Names like Harold Alston of Stop & Shop, Tony Misasi of Grand Union, Bob DiPiazza at Dominick’s and Dick Spezzano at Vons were the heart and soul of the association, and their collective procurement heft, coupled with their acknowledged dedication to the produce industry, let them create an agenda that led to the most successful produce association in the world.
Things have changed. PMA once had a rule the majority of the board had to be from the buy-side. On the new board, there are 33 people. Of those, not one officer is from the retail or foodservice side. In the old days, the majority-buyer rule would have called for at least 11 more buy-side executives on the board.
But we are unlikely to see people like that or an institution driven in that way again for several reasons:
First, individuals growing up in retail today, though in many ways more sophisticated than giants of yore, are not really produce people. They go to better schools, have more degrees and credentials, but as the fresh component of food retailing has grown in importance, it has led retailers to adopt policies that time spent in produce and perishables is a wise career investment.
It used to be that grocery chief executives came up through grocery, accounting or, once in a while, front-end. There was almost never a supermarket chief executive who had much experience with produce. Soon experience with produce or, at least, a perishable department, will be much more common.
Many of today’s generation — and there are exceptions, with Dave Corsi coming to mind — enter the business in their 20’s and expect to do a few years in produce and then are thrilled to be offered a raise and promotion to handle the frozen food category.
This doesn’t mean these young executives will run the department poorly; it means they will run them differently. Instead of relying on their personal knowledge, they will rely on data.
Fortunately, we have better data, with more and better tools to analyze it. It is possible subjecting decisions to this data-driven world results in better decision-making than relying on one’s gut.

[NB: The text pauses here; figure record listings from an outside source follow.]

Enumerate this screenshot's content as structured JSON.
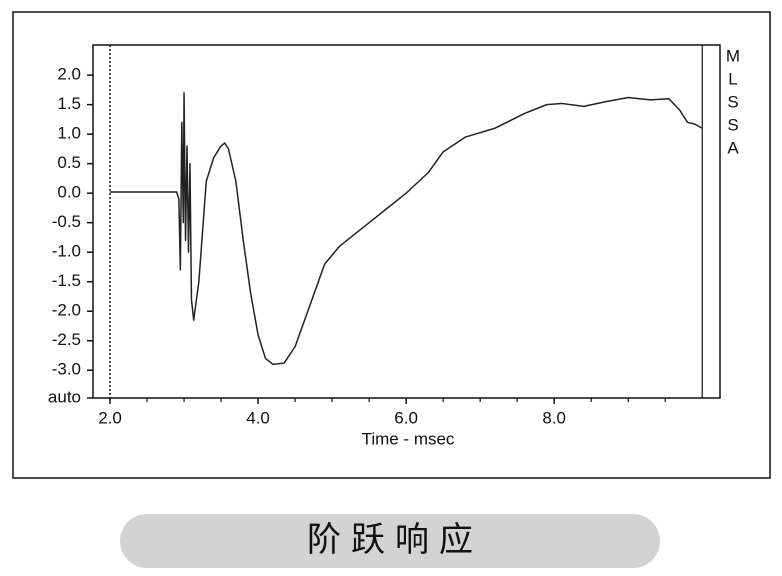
{
  "chart_data": {
    "type": "line",
    "xlabel": "Time - msec",
    "caption": "阶跃响应",
    "side_label": [
      "M",
      "L",
      "S",
      "S",
      "A"
    ],
    "xlim": [
      1.77,
      10.24
    ],
    "ylim": [
      -3.47,
      2.51
    ],
    "xticks": [
      {
        "value": 2,
        "label": "2.0"
      },
      {
        "value": 4,
        "label": "4.0"
      },
      {
        "value": 6,
        "label": "6.0"
      },
      {
        "value": 8,
        "label": "8.0"
      }
    ],
    "xticks_minor": [
      2.5,
      3,
      3.5,
      4.5,
      5,
      5.5,
      6.5,
      7,
      7.5,
      8.5,
      9,
      9.5
    ],
    "yticks": [
      {
        "value": 2,
        "label": "2.0"
      },
      1.5,
      {
        "value": 1,
        "label": "1.0"
      },
      0.5,
      {
        "value": 0,
        "label": "0.0"
      },
      -0.5,
      {
        "value": -1,
        "label": "-1.0"
      },
      -1.5,
      {
        "value": -2,
        "label": "-2.0"
      },
      -2.5,
      {
        "value": -3,
        "label": "-3.0"
      },
      {
        "value": -3.47,
        "label": "auto"
      }
    ],
    "vlines": [
      {
        "x": 2.0,
        "style": "dotted"
      },
      {
        "x": 10.0,
        "style": "solid"
      }
    ],
    "series": [
      {
        "color": "#222222",
        "x": [
          2.0,
          2.5,
          2.9,
          2.93,
          2.95,
          2.97,
          2.99,
          3.0,
          3.02,
          3.04,
          3.06,
          3.08,
          3.1,
          3.13,
          3.2,
          3.3,
          3.4,
          3.5,
          3.55,
          3.6,
          3.7,
          3.8,
          3.9,
          4.0,
          4.1,
          4.2,
          4.35,
          4.5,
          4.7,
          4.9,
          5.1,
          5.4,
          5.7,
          6.0,
          6.3,
          6.5,
          6.8,
          7.2,
          7.6,
          7.9,
          8.1,
          8.4,
          8.7,
          9.0,
          9.3,
          9.55,
          9.7,
          9.8,
          9.9,
          10.0
        ],
        "values": [
          0.02,
          0.02,
          0.02,
          -0.1,
          -1.3,
          1.2,
          -0.5,
          1.7,
          -0.8,
          0.8,
          -1.0,
          0.5,
          -1.8,
          -2.15,
          -1.5,
          0.2,
          0.6,
          0.8,
          0.85,
          0.75,
          0.2,
          -0.8,
          -1.7,
          -2.4,
          -2.8,
          -2.9,
          -2.88,
          -2.6,
          -1.9,
          -1.2,
          -0.9,
          -0.6,
          -0.3,
          0.0,
          0.35,
          0.7,
          0.95,
          1.1,
          1.35,
          1.5,
          1.52,
          1.47,
          1.55,
          1.62,
          1.58,
          1.6,
          1.4,
          1.2,
          1.17,
          1.1
        ]
      }
    ]
  }
}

But even if produce departments thrive at retail, it is hard to see these executives being motivated to guide a trade association.

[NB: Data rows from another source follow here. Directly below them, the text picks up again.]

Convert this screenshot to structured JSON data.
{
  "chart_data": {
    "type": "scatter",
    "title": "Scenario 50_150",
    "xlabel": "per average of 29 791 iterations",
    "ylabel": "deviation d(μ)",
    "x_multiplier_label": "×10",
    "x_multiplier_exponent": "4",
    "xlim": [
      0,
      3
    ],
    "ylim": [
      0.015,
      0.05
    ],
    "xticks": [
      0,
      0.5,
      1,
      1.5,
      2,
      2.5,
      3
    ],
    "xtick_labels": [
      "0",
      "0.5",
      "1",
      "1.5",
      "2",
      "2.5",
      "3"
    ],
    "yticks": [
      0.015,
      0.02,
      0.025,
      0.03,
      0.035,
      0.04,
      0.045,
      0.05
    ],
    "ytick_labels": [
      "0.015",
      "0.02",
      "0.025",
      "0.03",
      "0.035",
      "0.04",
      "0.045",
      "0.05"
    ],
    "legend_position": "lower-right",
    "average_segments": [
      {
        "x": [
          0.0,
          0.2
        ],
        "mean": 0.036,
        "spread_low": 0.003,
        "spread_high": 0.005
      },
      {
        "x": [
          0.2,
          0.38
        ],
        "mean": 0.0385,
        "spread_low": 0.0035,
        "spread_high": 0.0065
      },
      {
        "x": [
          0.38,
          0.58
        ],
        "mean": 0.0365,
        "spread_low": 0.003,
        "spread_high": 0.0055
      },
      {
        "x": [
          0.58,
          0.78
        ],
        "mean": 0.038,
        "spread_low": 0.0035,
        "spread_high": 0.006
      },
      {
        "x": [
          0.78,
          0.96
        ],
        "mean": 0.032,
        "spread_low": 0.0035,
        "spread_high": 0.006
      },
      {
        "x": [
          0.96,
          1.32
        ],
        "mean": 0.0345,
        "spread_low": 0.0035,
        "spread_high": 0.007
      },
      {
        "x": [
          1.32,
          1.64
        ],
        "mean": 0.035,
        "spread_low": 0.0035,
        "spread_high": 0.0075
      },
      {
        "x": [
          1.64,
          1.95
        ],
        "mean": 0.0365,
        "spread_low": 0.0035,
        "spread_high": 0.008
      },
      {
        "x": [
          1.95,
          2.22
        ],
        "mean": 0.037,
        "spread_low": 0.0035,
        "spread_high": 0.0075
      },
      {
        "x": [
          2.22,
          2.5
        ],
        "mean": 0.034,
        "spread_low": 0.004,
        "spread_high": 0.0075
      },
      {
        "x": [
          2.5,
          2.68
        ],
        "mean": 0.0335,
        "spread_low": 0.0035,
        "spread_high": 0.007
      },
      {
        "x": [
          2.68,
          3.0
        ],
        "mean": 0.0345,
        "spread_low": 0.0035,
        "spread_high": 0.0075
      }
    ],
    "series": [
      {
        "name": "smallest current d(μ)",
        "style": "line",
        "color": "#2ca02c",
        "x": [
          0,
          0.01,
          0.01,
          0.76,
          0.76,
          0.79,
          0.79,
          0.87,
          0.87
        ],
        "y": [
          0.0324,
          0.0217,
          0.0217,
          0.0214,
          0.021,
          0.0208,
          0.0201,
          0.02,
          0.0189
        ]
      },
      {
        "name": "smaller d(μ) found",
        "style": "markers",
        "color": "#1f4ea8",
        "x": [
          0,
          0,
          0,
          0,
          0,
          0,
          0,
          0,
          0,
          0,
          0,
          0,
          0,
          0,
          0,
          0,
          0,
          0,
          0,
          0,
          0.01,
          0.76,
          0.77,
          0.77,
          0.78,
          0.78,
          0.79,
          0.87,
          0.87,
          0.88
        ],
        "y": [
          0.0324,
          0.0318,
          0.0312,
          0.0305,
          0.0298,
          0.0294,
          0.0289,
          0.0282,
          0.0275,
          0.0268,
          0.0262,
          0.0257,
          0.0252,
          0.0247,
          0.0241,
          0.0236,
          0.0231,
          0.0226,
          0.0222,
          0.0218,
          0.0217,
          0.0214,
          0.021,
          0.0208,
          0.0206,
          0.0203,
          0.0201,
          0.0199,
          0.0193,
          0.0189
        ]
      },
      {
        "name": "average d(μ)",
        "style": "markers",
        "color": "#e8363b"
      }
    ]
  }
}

Second, even if these individuals wanted to do the job, structural changes in the industry may well make it impossible. People like Alston, Misasi, Spezzano and DiPiazza could all serve on the board because they didn’t compete. As a result, they could share quite freely and didn’t have much worry about anti-trust concerns.
But today, the chains everyone wants to sell are national concepts, Aldi, Lidl, Dollar General, Whole Foods, Amazon Fresh, Costco, Wal-Mart, Trader Joe’s. Even Kroger is now in 34 states.
There was a time the A&P company, having been attacked for alleged antitrust violation, declined trade association participation.
Today, with cell phone cameras ubiquitous, is Lidl really going to risk having its executives in a venue where they could be perceived as fixing prices with their industry colleagues from Aldi? Even assuming everyone is an angel, the optics are terrible.
The need to rotate people through different retail departments, coupled with national chains’ growth, lead to a world where we can’t expect retailers to engage in leadership as much as before.
Is this a problem? Some would say no. They have always questioned why retailers should have such influence in an association paid for by producers. This is part of the issue that led to merger talks between United and PMA over the years.
But we would say yes. Here is the dirty little secret: The produce industry is to a not-insignificant degree a retail creation. A papaya grower in Hawaii and a potato grower in Maine are mainly united by the fact both of their products are sold in the produce department. And only the influence of buy-side customers can lead to the kind of industry unity that makes PLUs and standardization likely.
An industry association not driven by the buying end will find consensus on priorities and methods more difficult to obtain.
This may be better, or it may be worse, but it is most certainly a sea change in industry organization.